Review: Emerson String Quartet

Oct. 23, Singleton Arts Center, Virginia Commonwealth University

In August 2021, the Emerson String Quartet announced its coming retirement, which will mark a generational turning of the page.

The Emerson, founded in 1976 at New York’s Juilliard School, soon set a standard for US quartets, producing a collective sound that is room-filling, even in fairly large spaces, and adopting a straightfoward interpretive stance that can accommodate most of the quartet literature, with especially rewarding results in the works of moderns such as Bartók and Shostakovich.

The group’s impact on audiences and fellow musicians has been substantial and consistent, thanks to a heavy touring schedule over the decades, plenty of teaching and coaching, also to good timing: The foursome hit their musical stride just as the introduction of digital sound and compact discs led to a boom in classical recordings. The Emerson made many, and quite a few have been reference versions since they were released.

The quartet – violinists Philip Setzer and Eugene Drucker, violist Lawrence Dutton and cellist Paul Watkins – is spending this season on an extensive, international farewell tour. The group’s performance in the Rennolds Chamber Concerts at Virginia Commonwealth University, its fifth appearance in the series, was an early stop on the tour.

Its Richmond program – Mendelssohn’s Quartet in E flat major, Op. 12; Ravel’s Quartet in F major, George Walker’s “Lyric for Strings” and Dvořák’s Quartet in A flat major, Op. 105 – is one of the more conservative prepared for the tour, but proved varied enough in expression and sound texture to make lasting last impressions.
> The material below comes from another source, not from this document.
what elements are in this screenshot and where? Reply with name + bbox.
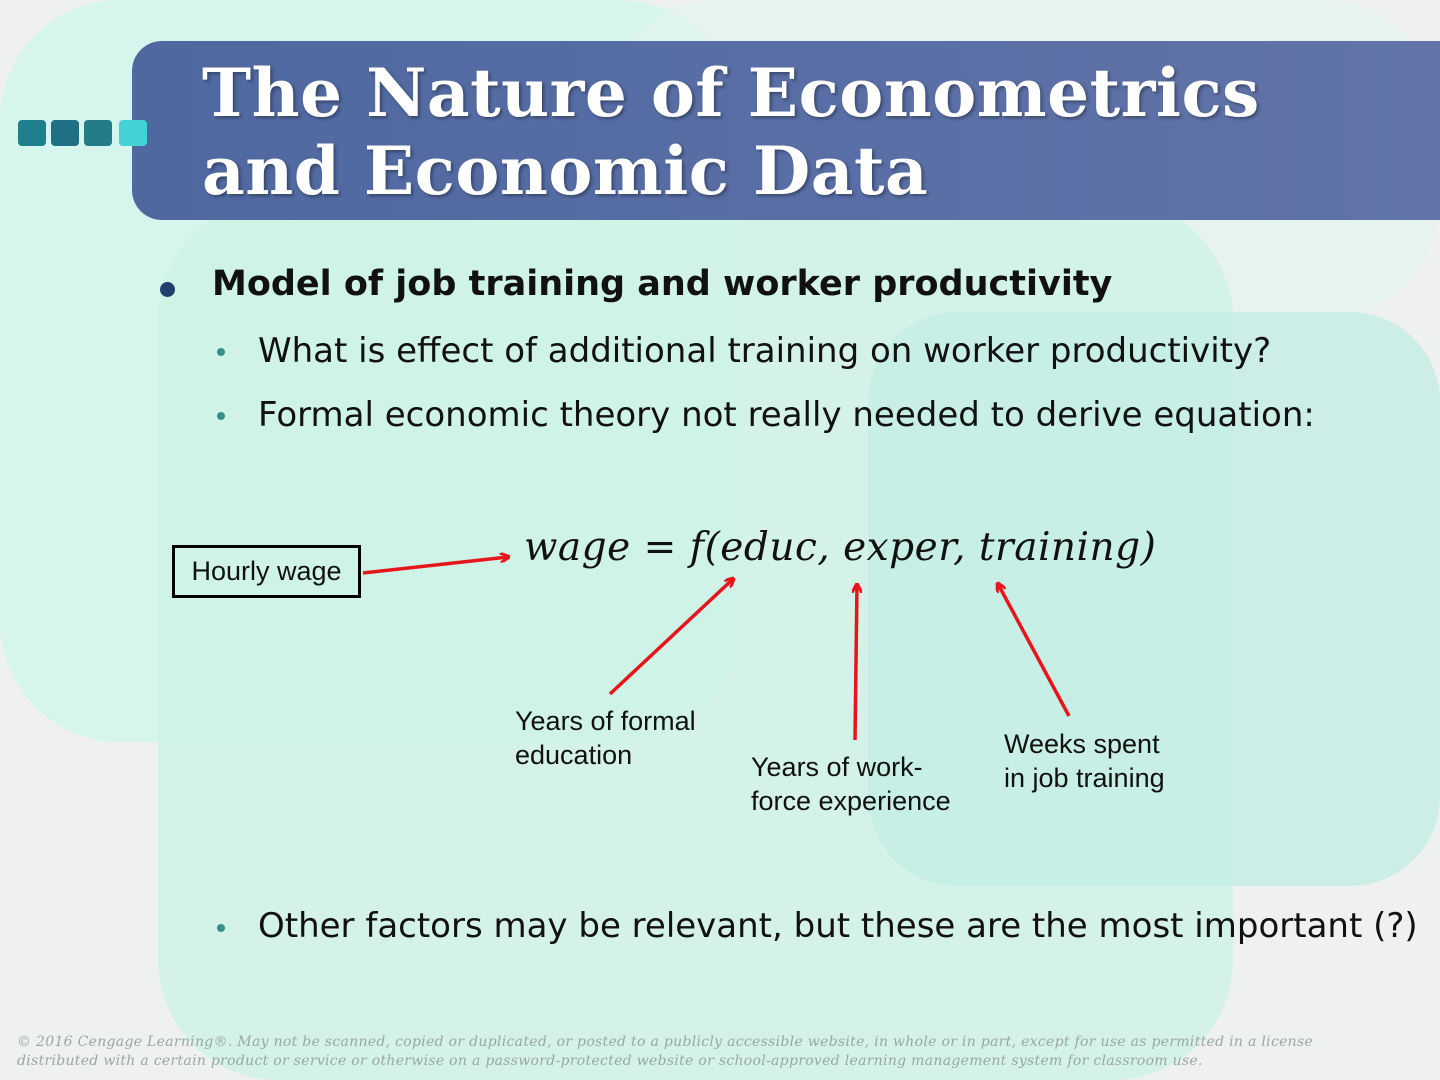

Chief among them, well-integrated, enveloping string tone, at times almost orchestral in scale when heard in a space the size of VCU’s 500-seat Vlahcevic Concert Hall.

The rewards of the group’s unmannered approach to music-making were most gratifying in the Mendelssohn and Dvořák quartets, early and late products of the romantic era and, in a way, opposite sides of the romantic coin.

The Mendelssohn quartet, his first, written when he was 20, is an unrequited-love letter, a smolderingly passionate, yearning work that stretches without quite breaking away from classical form. The Dvořák, the last quartet he completed, may be his most classical, not without soulful melodies and folksy dance rhythms, but mainly focused on building musical structures from declarative motifs, as Beethoven did. In the Mendelssohn, the heart moves the mind; in the Dvořák, the mind rules the heart.

The Emerson’s treatment of the two works made that contrast clear, but not italicized or overplayed. The ensemble, with Drucker playing first violin, brought out the sweet lyricism of Mendelssohn’s tunes with rich but never cloying string sonority. In the Dvořák, with Setzer as the leader, the group’s tone was more assertive, at times almost angular, but still attuned to romantic expressiveness and the composer’s evocation of Czech folk song and dance.

The foursome turned to the comfortably lyrical Dvořák in an encore, “I Wander Often Past Yonder House,” the seventh in his “Cypresses” set of songs arranged for string quartet.

The French school of string tone production, texture and coloration – of which the Ravel quartet is exhibit A in the chamber literature – is not the easiest of fits for musicians who come out of most US schooling and mainstream performing tradition. They generally play with warmer, more rounded tone and richer ensemble sound than the French, whose tone is leaner, more focused with tighter vibrato, more differentiated among instruments in an ensemble, altogether more sinewy.

In this performance of the Ravel, the Emerson met the French style a bit more than halfway, bolder and brawnier than a French quartet typically would sound, as impulsive in attack but less fleet in pacing, suitably sensitized to the score’s intricate weave of sound textures and wide palette of tone colors.

Walker, longest-lived of the first great generation of Black American composers (he died at 96 in 2018), is most widely known for his “Lyric for Strings,” dating from 1946. Like Samuel Barber’s more familiar Adagio, written about 10 years earlier, it was originally the slow movement of a string quartet, later expanded to a string orchestration. Both are elegiac in tone, Walker’s more biographically, in remembrance of his grandmother.

Playing Walker’s original version, the Emerson inevitably sounded starker and more expressively pointed than one would hear in the orchestration, but no less emotionally impactful.